Credit: Climate Action/Giulio D’Ercole.

Climate finance for global renewable energy development will be a key part of the agenda at the upcoming United Nations Environment Assembly (UNEA) in Nairobi in May.

UN Under-Secretary-General and Executive Director of UNEP Achim Steiner has called 2016 the “year of implementation”, creating the opportunity for the solar industry to stake its claim in delivering on the pledges made in Paris at the COP21 climate talks last year and the energy-focused element of the Sustainable Development Goals (SDGs).

The Assembly will take place at the UN Environment Programme’s (UNEP) headquarters in the Kenyan capital from 23-27 May and will build on and assess the pledges made by nearly 200 countries at the Paris climate summit in December.

Government consultations in preparation for the second UNEA have taken place as part of the Open Ended Committee of Permanent Representatives to UNEP (OECPR).

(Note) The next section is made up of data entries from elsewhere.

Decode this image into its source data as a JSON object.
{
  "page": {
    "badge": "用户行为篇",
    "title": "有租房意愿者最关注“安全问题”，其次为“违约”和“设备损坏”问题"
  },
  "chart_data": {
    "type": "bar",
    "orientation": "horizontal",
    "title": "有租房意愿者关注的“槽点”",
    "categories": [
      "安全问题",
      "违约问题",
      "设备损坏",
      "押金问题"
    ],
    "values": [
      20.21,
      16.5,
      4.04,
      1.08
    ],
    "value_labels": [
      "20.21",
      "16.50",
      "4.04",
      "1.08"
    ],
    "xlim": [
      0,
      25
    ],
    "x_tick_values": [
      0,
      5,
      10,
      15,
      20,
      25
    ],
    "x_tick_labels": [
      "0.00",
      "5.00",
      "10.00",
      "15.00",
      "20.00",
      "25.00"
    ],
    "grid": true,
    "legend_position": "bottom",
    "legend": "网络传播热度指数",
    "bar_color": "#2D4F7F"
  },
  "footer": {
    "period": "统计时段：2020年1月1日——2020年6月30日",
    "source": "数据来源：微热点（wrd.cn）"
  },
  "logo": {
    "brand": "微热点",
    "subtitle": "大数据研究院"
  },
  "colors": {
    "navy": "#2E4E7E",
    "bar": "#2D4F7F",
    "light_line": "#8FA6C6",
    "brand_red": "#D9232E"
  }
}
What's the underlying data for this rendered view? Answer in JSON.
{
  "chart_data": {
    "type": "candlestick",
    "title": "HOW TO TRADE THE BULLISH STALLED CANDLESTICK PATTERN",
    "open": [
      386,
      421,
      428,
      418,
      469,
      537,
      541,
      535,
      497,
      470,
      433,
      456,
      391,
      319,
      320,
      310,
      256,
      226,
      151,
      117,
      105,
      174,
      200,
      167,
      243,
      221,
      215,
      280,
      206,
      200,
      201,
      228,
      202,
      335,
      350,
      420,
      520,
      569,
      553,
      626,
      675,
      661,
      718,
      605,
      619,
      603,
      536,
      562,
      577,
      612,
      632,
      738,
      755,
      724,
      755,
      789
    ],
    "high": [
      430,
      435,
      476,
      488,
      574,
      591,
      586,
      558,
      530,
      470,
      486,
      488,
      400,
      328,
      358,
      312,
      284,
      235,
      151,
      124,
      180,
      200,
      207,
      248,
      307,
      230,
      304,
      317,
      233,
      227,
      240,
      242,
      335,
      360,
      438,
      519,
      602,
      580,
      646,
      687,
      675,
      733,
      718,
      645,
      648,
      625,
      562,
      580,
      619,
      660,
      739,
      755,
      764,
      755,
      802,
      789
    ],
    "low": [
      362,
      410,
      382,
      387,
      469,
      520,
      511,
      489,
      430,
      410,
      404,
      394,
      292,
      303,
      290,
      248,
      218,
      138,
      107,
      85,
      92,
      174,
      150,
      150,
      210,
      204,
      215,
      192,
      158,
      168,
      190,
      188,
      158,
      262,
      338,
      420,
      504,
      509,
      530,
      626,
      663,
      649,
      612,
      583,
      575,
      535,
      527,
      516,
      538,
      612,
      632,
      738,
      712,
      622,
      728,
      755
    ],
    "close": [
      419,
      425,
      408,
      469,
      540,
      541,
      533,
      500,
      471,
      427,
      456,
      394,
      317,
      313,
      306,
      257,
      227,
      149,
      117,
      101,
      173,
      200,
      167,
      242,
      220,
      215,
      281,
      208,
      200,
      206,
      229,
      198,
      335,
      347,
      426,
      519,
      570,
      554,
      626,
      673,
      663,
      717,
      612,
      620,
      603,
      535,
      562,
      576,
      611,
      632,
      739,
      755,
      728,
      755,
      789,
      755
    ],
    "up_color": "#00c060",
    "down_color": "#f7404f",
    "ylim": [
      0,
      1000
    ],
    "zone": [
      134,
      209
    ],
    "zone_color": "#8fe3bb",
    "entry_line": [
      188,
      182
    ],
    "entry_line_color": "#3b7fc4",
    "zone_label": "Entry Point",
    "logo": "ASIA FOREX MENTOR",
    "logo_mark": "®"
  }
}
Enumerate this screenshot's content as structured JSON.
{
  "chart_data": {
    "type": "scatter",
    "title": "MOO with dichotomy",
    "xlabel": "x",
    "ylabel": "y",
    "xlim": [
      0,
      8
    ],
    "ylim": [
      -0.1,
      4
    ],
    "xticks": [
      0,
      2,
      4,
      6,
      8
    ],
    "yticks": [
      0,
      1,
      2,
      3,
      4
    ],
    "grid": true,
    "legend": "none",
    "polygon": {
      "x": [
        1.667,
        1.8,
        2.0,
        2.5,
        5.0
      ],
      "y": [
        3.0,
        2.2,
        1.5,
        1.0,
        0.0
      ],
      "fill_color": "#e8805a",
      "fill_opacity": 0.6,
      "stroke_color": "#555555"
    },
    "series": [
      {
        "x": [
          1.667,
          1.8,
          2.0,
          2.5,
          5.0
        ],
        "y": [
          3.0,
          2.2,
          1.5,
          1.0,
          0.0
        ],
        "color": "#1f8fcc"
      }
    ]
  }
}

The OECPR, made up of 300 delegates representing all UN Member States and major groups, has considered key items on the UNEA-2 agenda with focus on furthering action on delivering the environmental dimension of the 2030 Agenda for Sustainable Development.

Climate finance mechanisms to support the development of clean energy capacity worldwide will be a central theme at UNEA-2.

Steiner said: "2016 has been called the year for implementation and delivery. UNEA-2 is our chance to show the world UNEP's readiness and commitment to achieving the Sustainable Development Goals through our programme of work.

"This OECPR is a vital forum in itself – a landmark in UNEP's journey, and one that will help determine the organisation's direction and place in the global arena,” he said.

UNEA-2 will be one of the first major global conferences taking place since the adoption of the 2030 Sustainable Development Agenda and the Paris Agreement on Climate Change.

The meeting will review UNEP's Medium Term Strategy, its Programme of Work and budget which constitute UNEP's capacity, through its strategy, business model and financial resources, to contribute to delivering the 2030 Sustainable Development Agenda and the Paris climate agreement.

A package of draft resolutions will also be reviewed on topics that range from the illegal trade in wildlife to chemicals and waste and marine plastic debris.

UNEA will also consider the new stakeholder engagement policy, which will help to determine how civil society will be able to contribute in solving urgent environmental challenges and take advantage of environmental opportunities.

Steiner said: "UNEP's stakeholders are critical to its work, and you will see that in action at UNEA-2. The meeting will provide a space for representatives from government, business, academia, scientific institutions and various communities to contribute and find value. We are putting together an engaging menu of side events that we hope will attract leaders from all sectors."

Up to 15 private sector companies will showcase cutting edge clean technologies at UNEA as part of the Sustainable Innovation Expo 2016 (SIE16).

SIE16, organised by London-based Climate Action and UNEP, will be a key part of the Assembly and will give clean technology firms a unique platform to engage with decision makers from governments, development banks and UN agencies. LED manufacturer Philips Lighting has become the latest firm to sign-up to SIE16.

Climate Action's CEO Nick Henry, said: "We are delighted to welcome Philips Lighting to the Sustainable Innovation Expo 2016. Their LED solutions are changing lives in Arica and around the world and they will be an essential participant at the UN Environment Assembly in May.”

Solar energy companies including SunEdison, Solar Reserve, Solea, and SunErgy previously participated at the meeting and demonstrated their technologies to attendees.